There are things I liked and things I didn't like about Freaks Like Us, but one thing I know for sure - this book is like no other. The writing style is very unique, making the book kind of hard to get into, at first. A lot of the narration is stream-of-consciousness-like, and that combined with Jason's voice causes for some confusing paragraphs. There are parts that don't use punctuation and defy all rules of grammar, and some parts don't even make sense. But after a while, I got used to it. And if you think about it, the way the novel is crafted is kind of brilliant. Jason has a special way of telling his story that might seem off-putting at first, but you have to keep going, and once you get used to it, it's so worth it.
It's hard to explain, what it's like to read this book. You have no idea what's going on, but not in a bad way. Jason has trouble discerning his voices from the real stuff, and since he's our narrator, we don't know what's real and what isn't, either. That might sound strange, but it totally works. The not knowing had me on the edge of my seat throughout. There's this quality to Freaks Like Us that's hard to describe - the word breathless comes to mind. It's like I breathed in once when I started the book, then I had to read the whole thing as quickly as possible, and only once everything is figured out could I breathe it all out again.
I don't really know what else I could say about this book because it's so different from anything I've read before. The characters... well, what can I say? I didn't love them, and I didn't feel like I got to know them all that well, but I didn't really mind - it'd be impossible to get to know them the way you normally get to know characters, the way this book is set-up.
I'm not sure what to make of the mystery, either. I liked it in the beginning, trying to figure out who could have done it. But after a while, I got confused by all the suspects. Like I said, it feels wrong to criticize this because of the set-up, but I don't think the suspects are developed enough. I found the ending kind of strange, and I don't think it's all that realistic or fits all the clues we got over the course of the book. But still, I didn't mind all that much, because that's not the point - it doesn't have to make sense, because our narrator doesn't always make sense.

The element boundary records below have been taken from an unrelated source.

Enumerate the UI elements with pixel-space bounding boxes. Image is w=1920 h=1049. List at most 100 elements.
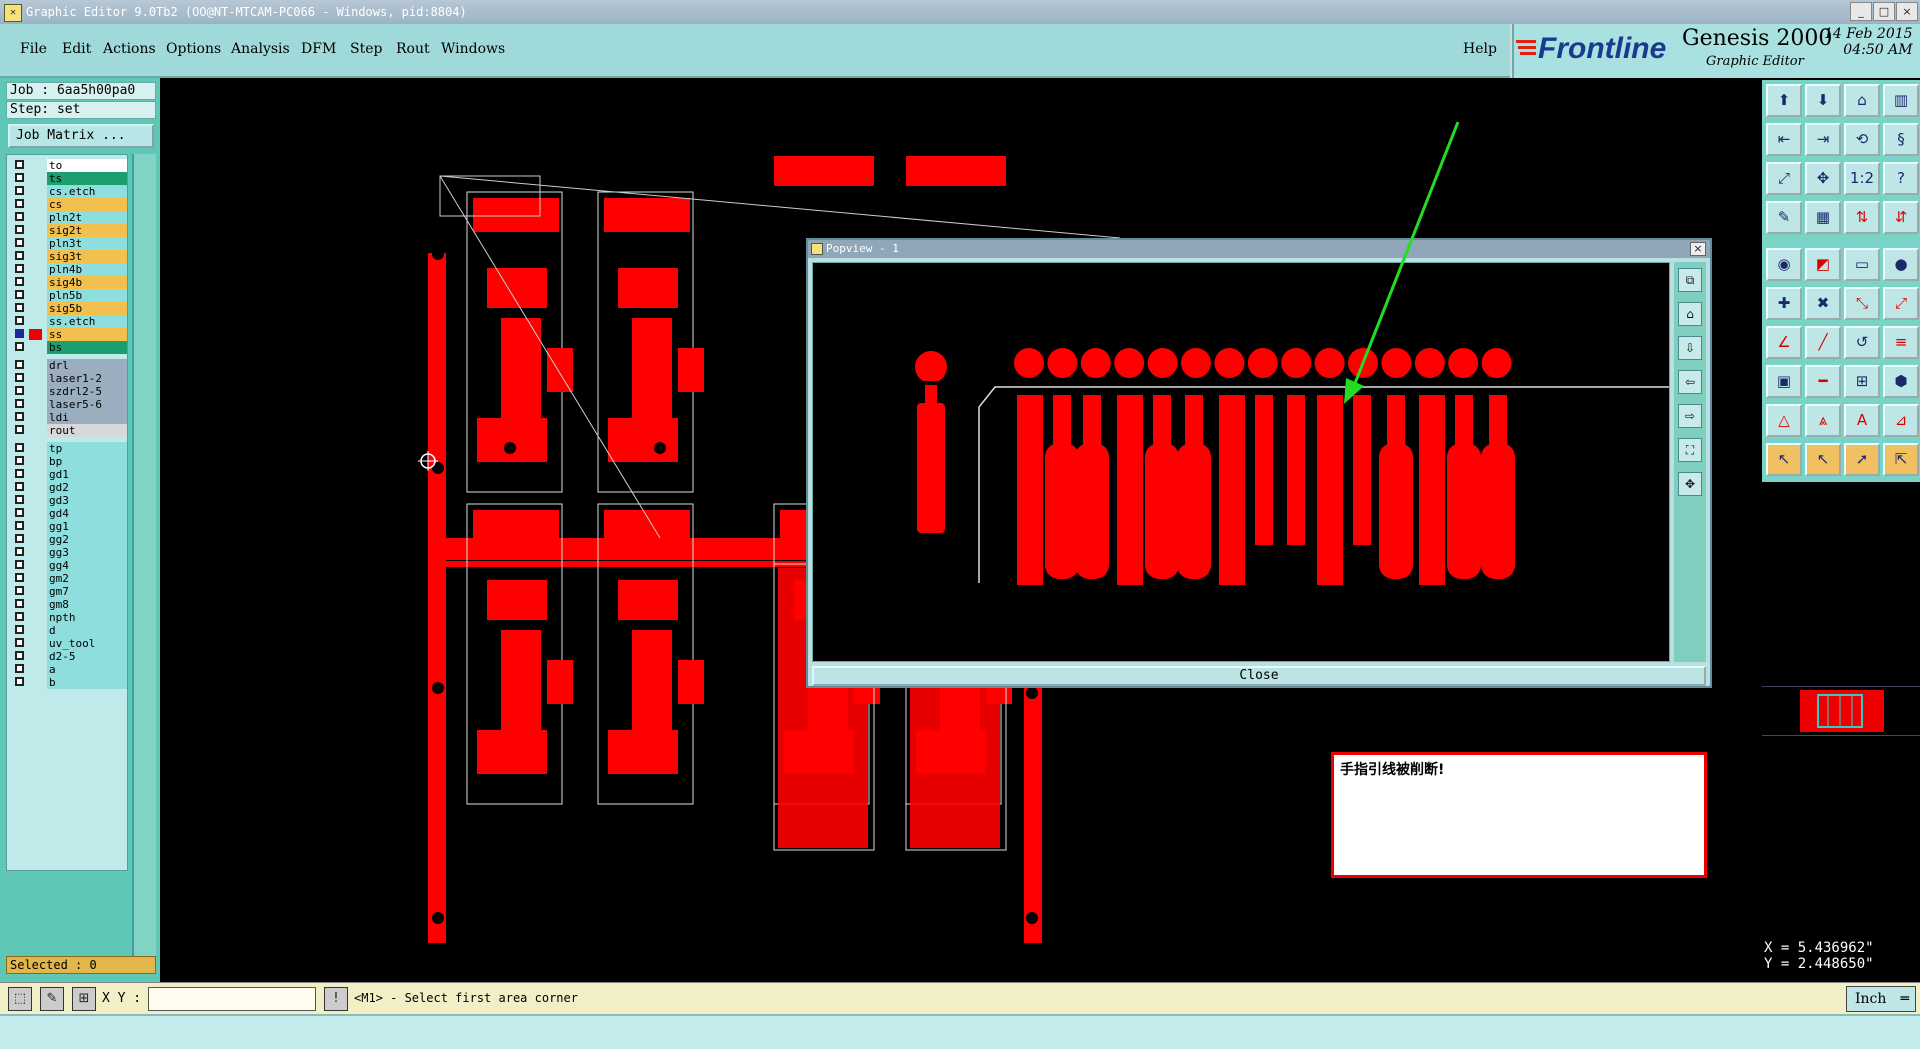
layer-checkbox[interactable] bbox=[15, 521, 24, 530]
open-icon[interactable]: ⬆ bbox=[1766, 84, 1802, 117]
layer-name[interactable]: rout bbox=[47, 424, 127, 437]
layer-row[interactable]: ts bbox=[11, 172, 127, 185]
window-close-button[interactable]: × bbox=[1896, 2, 1918, 21]
popview-close-x-button[interactable]: × bbox=[1690, 242, 1706, 256]
layer-checkbox[interactable] bbox=[15, 277, 24, 286]
layer-name[interactable]: pln2t bbox=[47, 211, 127, 224]
home-icon[interactable]: ⌂ bbox=[1844, 84, 1880, 117]
layer-name[interactable]: d bbox=[47, 624, 127, 637]
layer-checkbox[interactable] bbox=[15, 251, 24, 260]
ruler-icon[interactable]: ▭ bbox=[1844, 248, 1880, 281]
layer-checkbox[interactable] bbox=[15, 456, 24, 465]
fill-icon[interactable]: ≡ bbox=[1883, 326, 1919, 359]
layer-checkbox[interactable] bbox=[15, 625, 24, 634]
layer-checkbox[interactable] bbox=[15, 360, 24, 369]
job-matrix-button[interactable]: Job Matrix ... bbox=[8, 124, 154, 148]
pointer-icon[interactable]: ↖ bbox=[1766, 443, 1802, 476]
layer-name[interactable]: gg2 bbox=[47, 533, 127, 546]
select-pad-icon[interactable]: ◉ bbox=[1766, 248, 1802, 281]
layer-checkbox[interactable] bbox=[15, 212, 24, 221]
pointer-multi-icon[interactable]: ⇱ bbox=[1883, 443, 1919, 476]
layer-row[interactable]: pln4b bbox=[11, 263, 127, 276]
layer-name[interactable]: ldi bbox=[47, 411, 127, 424]
layer-name[interactable]: npth bbox=[47, 611, 127, 624]
layer-row[interactable]: ss bbox=[11, 328, 127, 341]
layer-checkbox[interactable] bbox=[15, 290, 24, 299]
alert-icon[interactable]: ! bbox=[324, 987, 348, 1011]
layer-row[interactable]: laser1-2 bbox=[11, 372, 127, 385]
angle-icon[interactable]: ⊿ bbox=[1883, 404, 1919, 437]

I'm sorry, I know this review is kind of weird and all over the place. But, really, that's how I felt about this book. Freaks Like Us won't work for everyone, and I think the unusual style and weirdness of it all will bug a lot of people. "Enjoy" feels like the wrong word, because I didn't enjoy this book like I usually enjoy books, but I really did like Freaks Like Us. If you're looking for a unique read that'll keep you hooked and aren't afraid to get confused or weirded out at times, you should definitely give Freaks Like Us a try.